L’innovation technique existe, mais la question est surtout de savoir si la société la veut ou si elle la rejette. La présence de l’innovation ne fait pas de doute, si l’on en croit plusieurs exemples cités. Des systèmes de radars permettant de prévoir la météo à trois ou cinq jours se mettent en place chez les agriculteurs les mieux équipés, a témoigné Gérard Morice, directeur général d’Arvalis. L’analyse moléculaire, qui permet de choisir rapidement quelle plante on veut sélectionner ne coûte plus que 2 à 5 centimes de dollar, contre 100 dollars il y a dix ans, a rapporté Vincent Pétiard, fondateur de Nature Sources Genetics, société spécialisée dans l’analyse moléculaire, et précédemment directeur de recherche chez Nestlé. Comme il est beaucoup plus simple et économique qu’autrefois de sélectionner des caractères, des plantes tropicales comme le caoutchouc et le cacao pourraient bénéficier de rendements plus élevés à brève échéance, et ainsi libérer déjà 1 à 1,5 million d’hectares dans le monde, a calculé Vincent Pétiard.
« La crise alimentaire peut être le point de départ d’une ère nouvelle, si nous voulons bien entrer dans la bio-économie », qui permet l’utilisation de ressources à tous les niveaux, a résumé Michel Coomans, jusqu’en mai dernier chef de l’unité agro-alimentaire à la DG Entreprise de la Commission européenne.

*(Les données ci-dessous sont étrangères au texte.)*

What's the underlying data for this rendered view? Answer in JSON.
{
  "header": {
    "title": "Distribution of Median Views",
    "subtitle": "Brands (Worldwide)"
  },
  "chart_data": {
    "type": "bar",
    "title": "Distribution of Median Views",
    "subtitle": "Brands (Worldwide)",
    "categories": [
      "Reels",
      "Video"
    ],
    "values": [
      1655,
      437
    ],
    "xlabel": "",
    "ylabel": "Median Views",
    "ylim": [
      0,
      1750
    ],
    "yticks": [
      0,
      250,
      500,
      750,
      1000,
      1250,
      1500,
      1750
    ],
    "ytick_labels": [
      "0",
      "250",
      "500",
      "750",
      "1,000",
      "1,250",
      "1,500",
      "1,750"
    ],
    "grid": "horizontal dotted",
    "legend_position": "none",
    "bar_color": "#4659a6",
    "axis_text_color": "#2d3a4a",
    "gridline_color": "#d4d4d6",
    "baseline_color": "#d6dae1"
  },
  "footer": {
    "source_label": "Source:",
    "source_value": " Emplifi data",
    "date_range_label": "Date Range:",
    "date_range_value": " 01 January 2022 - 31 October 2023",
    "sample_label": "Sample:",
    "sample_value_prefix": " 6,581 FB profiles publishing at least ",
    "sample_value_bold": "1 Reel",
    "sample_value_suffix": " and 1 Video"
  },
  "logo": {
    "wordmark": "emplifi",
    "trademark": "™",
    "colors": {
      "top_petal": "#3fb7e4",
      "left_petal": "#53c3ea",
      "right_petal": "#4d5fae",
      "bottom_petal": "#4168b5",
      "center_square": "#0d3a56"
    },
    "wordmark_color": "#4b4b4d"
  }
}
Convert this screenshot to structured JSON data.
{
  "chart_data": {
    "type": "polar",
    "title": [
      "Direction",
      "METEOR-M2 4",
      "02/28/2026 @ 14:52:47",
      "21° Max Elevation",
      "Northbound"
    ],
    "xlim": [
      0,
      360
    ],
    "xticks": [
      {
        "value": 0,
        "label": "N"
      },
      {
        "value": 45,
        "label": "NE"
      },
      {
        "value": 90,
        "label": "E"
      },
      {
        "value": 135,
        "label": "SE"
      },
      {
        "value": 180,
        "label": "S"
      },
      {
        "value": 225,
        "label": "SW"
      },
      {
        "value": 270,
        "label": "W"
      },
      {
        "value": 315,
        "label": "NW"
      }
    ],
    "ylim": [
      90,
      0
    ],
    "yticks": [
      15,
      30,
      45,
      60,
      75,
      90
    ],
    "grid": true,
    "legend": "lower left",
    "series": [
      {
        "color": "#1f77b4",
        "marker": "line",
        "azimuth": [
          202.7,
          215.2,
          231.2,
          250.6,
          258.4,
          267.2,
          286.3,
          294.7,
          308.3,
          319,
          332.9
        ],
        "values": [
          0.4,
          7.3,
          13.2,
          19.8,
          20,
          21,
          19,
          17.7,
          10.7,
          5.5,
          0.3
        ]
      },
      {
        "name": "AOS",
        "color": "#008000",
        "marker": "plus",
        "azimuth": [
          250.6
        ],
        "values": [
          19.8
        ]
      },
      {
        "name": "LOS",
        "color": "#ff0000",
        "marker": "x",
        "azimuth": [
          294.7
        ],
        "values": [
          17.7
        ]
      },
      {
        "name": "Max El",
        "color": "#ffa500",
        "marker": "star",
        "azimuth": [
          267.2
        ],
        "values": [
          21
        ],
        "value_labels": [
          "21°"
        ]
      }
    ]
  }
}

Avant tout une crise morale

Daniel Collard, p.-d.g. du groupe coopératif sucrier Cristal Union, estime que les paysans du monde sont capables de nourrir la planète, et même au-delà en fournissant des ressources renouvelables pour l’industrie, mais à condition que les États tracent un cadre politique permettant de rémunérer les producteurs. Les agriculteurs ne peuvent pas seuls relever le défi. « L’avenir appartient à ceux qui se lèvent tôt, mais à condition que ceux-ci ne soient pas tout seuls », lui a répondu en écho Dominique Dutartre, président du centre de recherches ARD (Agro Industrie recherches et Développements) et du projet Futurol.
Mais plus qu’une crise seulement économique, marquée par la dérégulation des marchés, c’est une crise morale que vit le monde agricole, selon Bernard-Henri Cartier, secrétaire général de l’AGPM (Association générale des producteurs de maïs). « Quand une équipe de rugby perd, elle en tire la leçon qui est de revenir à l’objectif principal, c’est-à-dire aller chercher le ballon. Le monde agricole a besoin de savoir où il doit aller », a expliqué ce maïsiculteur gersois. Même position de Jean-Claude Guillon, directeur de la communication chez le semencier français Limagrain, qui estime que la France porte une part de responsabilité dans le retard européen quant à l’innovation. Pour l’instant la tendance est de tourner le dos à cette aspiration à l’expansion, quand l’Espagne préfère le maïs OGM américain, parce qu’il est « sain », au maïs du Sud-ouest français, comme l’a souligné Bernard-Henri Cartier, ou quand des productions diversifiées comme la luzerne, le chanvre et la pomme de terre de fécule tendent à disparaître de l’assolement, comme l’a relevé Jean Notat, président de la chambre d’agriculture de Champagne-Ardenne.

(1) Chaîne d’usines comme les amidonneries, sucreries, usines d’éthanol et d’ester, de biomolécules, demain de bioplastiques, etc.